The Liquid sidechain and L-BTC
Created by Blockstream, the Liquid Network functions as a federated sidechain which makes transactions faster, more affordable, and more private. Unlike every other pegged bitcoin token solution, Liquid was tailored for Bitcoin and takes into consideration all security aspects to maintain the base layer’s characteristics. In comparison, other solutions presented in this article are Jacks of all trades that were created with general-purpose standards. It can therefore be argued that Liquid has a smaller attack surface thanks to its specialization, and therefore contains fewer potential attack vectors than the ERC-20 projects.
The Liquid sidechain is clearly less secure than the Bitcoin main chain. This is why a peg-in (moving your bitcoin to the sidechain) requires 102 network confirmations – so both the Bitcoin miners and the Liquid functionaries get in sync and the amounts get “transferred” without any issues. This extra precaution exists specifically to avoid incidents and is established in the cautious and conservative spirit of Bitcoin.
L-BTC is quicker, more private, and cheaper to transact. The block time on the Liquid Network is 1 minute, and after only 2 confirmations any transaction is considered final. In comparison, the base layer issues new blocks approximately every 10 minutes and requires at least 6 confirmations to make a transaction irreversible. Liquid’s quickness is enabled by the decentralization tradeoff – a consortium of exchanges is not as permissionless, decentralized, and ultimately secure as the Bitcoin network. However, for the purposes of L-BTC transactions, it doesn’t have to be.
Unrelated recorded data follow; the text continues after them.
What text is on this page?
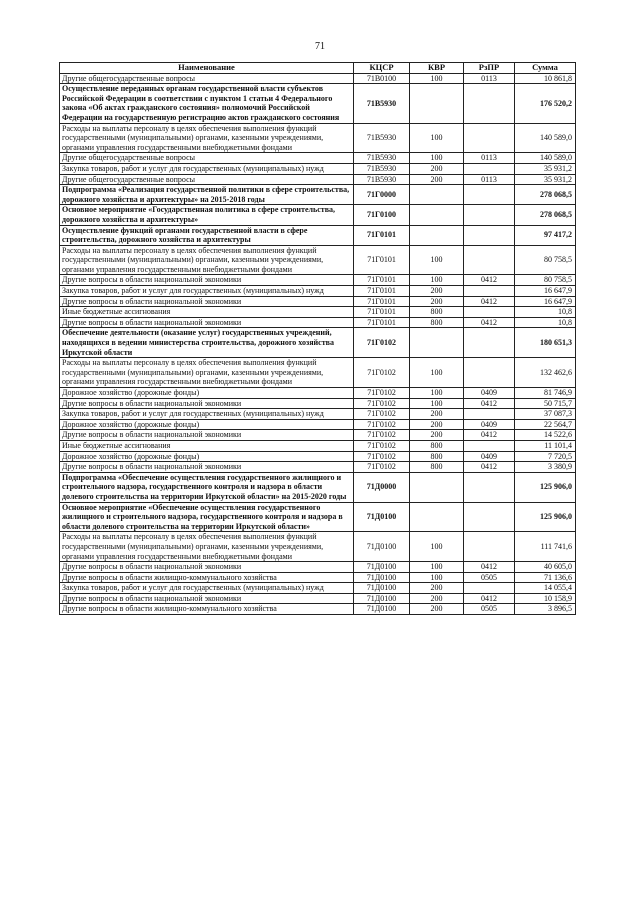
71
Наименование	КЦСР	КВР	РзПР	Сумма
Другие общегосударственные вопросы	71В0100	100	0113	10 861,8
Осуществление переданных органам государственной власти субъектов Российской Федерации в соответствии с пунктом 1 статьи 4 Федерального закона «Об актах гражданского состояния» полномочий Российской Федерации на государственную регистрацию актов гражданского состояния	71В5930			176 520,2
Расходы на выплаты персоналу в целях обеспечения выполнения функций государственными (муниципальными) органами, казенными учреждениями, органами управления государственными внебюджетными фондами	71В5930	100		140 589,0
Другие общегосударственные вопросы	71В5930	100	0113	140 589,0
Закупка товаров, работ и услуг для государственных (муниципальных) нужд	71В5930	200		35 931,2
Другие общегосударственные вопросы	71В5930	200	0113	35 931,2
Подпрограмма «Реализация государственной политики в сфере строительства, дорожного хозяйства и архитектуры» на 2015-2018 годы	71Г0000			278 068,5
Основное мероприятие «Государственная политика в сфере строительства, дорожного хозяйства и архитектуры»	71Г0100			278 068,5
Осуществление функций органами государственной власти в сфере строительства, дорожного хозяйства и архитектуры	71Г0101			97 417,2
Расходы на выплаты персоналу в целях обеспечения выполнения функций государственными (муниципальными) органами, казенными учреждениями, органами управления государственными внебюджетными фондами	71Г0101	100		80 758,5
Другие вопросы в области национальной экономики	71Г0101	100	0412	80 758,5
Закупка товаров, работ и услуг для государственных (муниципальных) нужд	71Г0101	200		16 647,9
Другие вопросы в области национальной экономики	71Г0101	200	0412	16 647,9
Иные бюджетные ассигнования	71Г0101	800		10,8
Другие вопросы в области национальной экономики	71Г0101	800	0412	10,8
Обеспечение деятельности (оказание услуг) государственных учреждений, находящихся в ведении министерства строительства, дорожного хозяйства Иркутской области	71Г0102			180 651,3
Расходы на выплаты персоналу в целях обеспечения выполнения функций государственными (муниципальными) органами, казенными учреждениями, органами управления государственными внебюджетными фондами	71Г0102	100		132 462,6
Дорожное хозяйство (дорожные фонды)	71Г0102	100	0409	81 746,9
Другие вопросы в области национальной экономики	71Г0102	100	0412	50 715,7
Закупка товаров, работ и услуг для государственных (муниципальных) нужд	71Г0102	200		37 087,3
Дорожное хозяйство (дорожные фонды)	71Г0102	200	0409	22 564,7
Другие вопросы в области национальной экономики	71Г0102	200	0412	14 522,6
Иные бюджетные ассигнования	71Г0102	800		11 101,4
Дорожное хозяйство (дорожные фонды)	71Г0102	800	0409	7 720,5
Другие вопросы в области национальной экономики	71Г0102	800	0412	3 380,9
Подпрограмма «Обеспечение осуществления государственного жилищного и строительного надзора, государственного контроля и надзора в области долевого строительства на территории Иркутской области» на 2015-2020 годы	71Д0000			125 906,0
Основное мероприятие «Обеспечение осуществления государственного жилищного и строительного надзора, государственного контроля и надзора в области долевого строительства на территории Иркутской области»	71Д0100			125 906,0
Расходы на выплаты персоналу в целях обеспечения выполнения функций государственными (муниципальными) органами, казенными учреждениями, органами управления государственными внебюджетными фондами	71Д0100	100		111 741,6
Другие вопросы в области национальной экономики	71Д0100	100	0412	40 605,0
Другие вопросы в области жилищно-коммунального хозяйства	71Д0100	100	0505	71 136,6
Закупка товаров, работ и услуг для государственных (муниципальных) нужд	71Д0100	200		14 055,4
Другие вопросы в области национальной экономики	71Д0100	200	0412	10 158,9
Другие вопросы в области жилищно-коммунального хозяйства	71Д0100	200	0505	3 896,5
L-BTC is accepted across many exchanges among which one can find BTSE (whose co-founder and CPO Brian Wong is a member of the Oversight Board), Bitfinex, Bull Bitcoin, and HodlHodl. Thanks to Confidential Transactions, the amounts being traded on the Liquid sidechain remain secret to the eyes of outside observers. By the time a peg-out happens (the switch from L-BTC to BTC, which usually takes around 17 minutes), the degree of obfuscation will be so great that blockchain analysis companies will have a hard time figuring out what happened and why some amounts were transferred to other Bitcoin addresses.
Liquid Network is primarily designed to serve traders and exchanges. Since their settlements usually clog the blockchain, it is better for them to make their transactions on another network which also grants them more confidentiality. Liquid Network is not permissionless, it is centralized in the hands of a 2/3 majority of its functions, and is not governed by a DAO (Decentralized Autonomous Organization). For what it aims to do, it’s pretty good.
WBTC on Ethereum
The Ethereum blockchain is complex enough to enable advanced smart contract features and tokenization. Yet history teaches us that the security of the system is lower and there is a lot more trust involved in network operators. Also, ERC-20 tokens and their subsequent contracts can sometimes be buggy.
In spite of all this, Wrapped Bitcoin (WBTC) is still interesting. It’s supported by exchanges such as HitBTC and IDEX, custodian solution providers like BitGo, plus many other Ethereum applications and services. Basically, WBTC exists to make bitcoin transactions faster and more affordable. However, it’s up to the Ethereum blockchain to provide speed and cost efficiency. So if the ETH network is congested, then delays and price increases may occur – negating the purpose it was specifically created for.
WBTC is possibly the worst solution for privacy. It was created for the same purpose of moving bitcoin between exchanges as Liquid Network was, but happens to require KYC/AML procedures for identity verification. Users, regardless of their status, must transact WBTC without anonymity. If they happen to receive some WBTC but refuse to undergo the KYC/AML process, they will end up holding an asset that they can’t burn to retrieve on the Bitcoin blockchain.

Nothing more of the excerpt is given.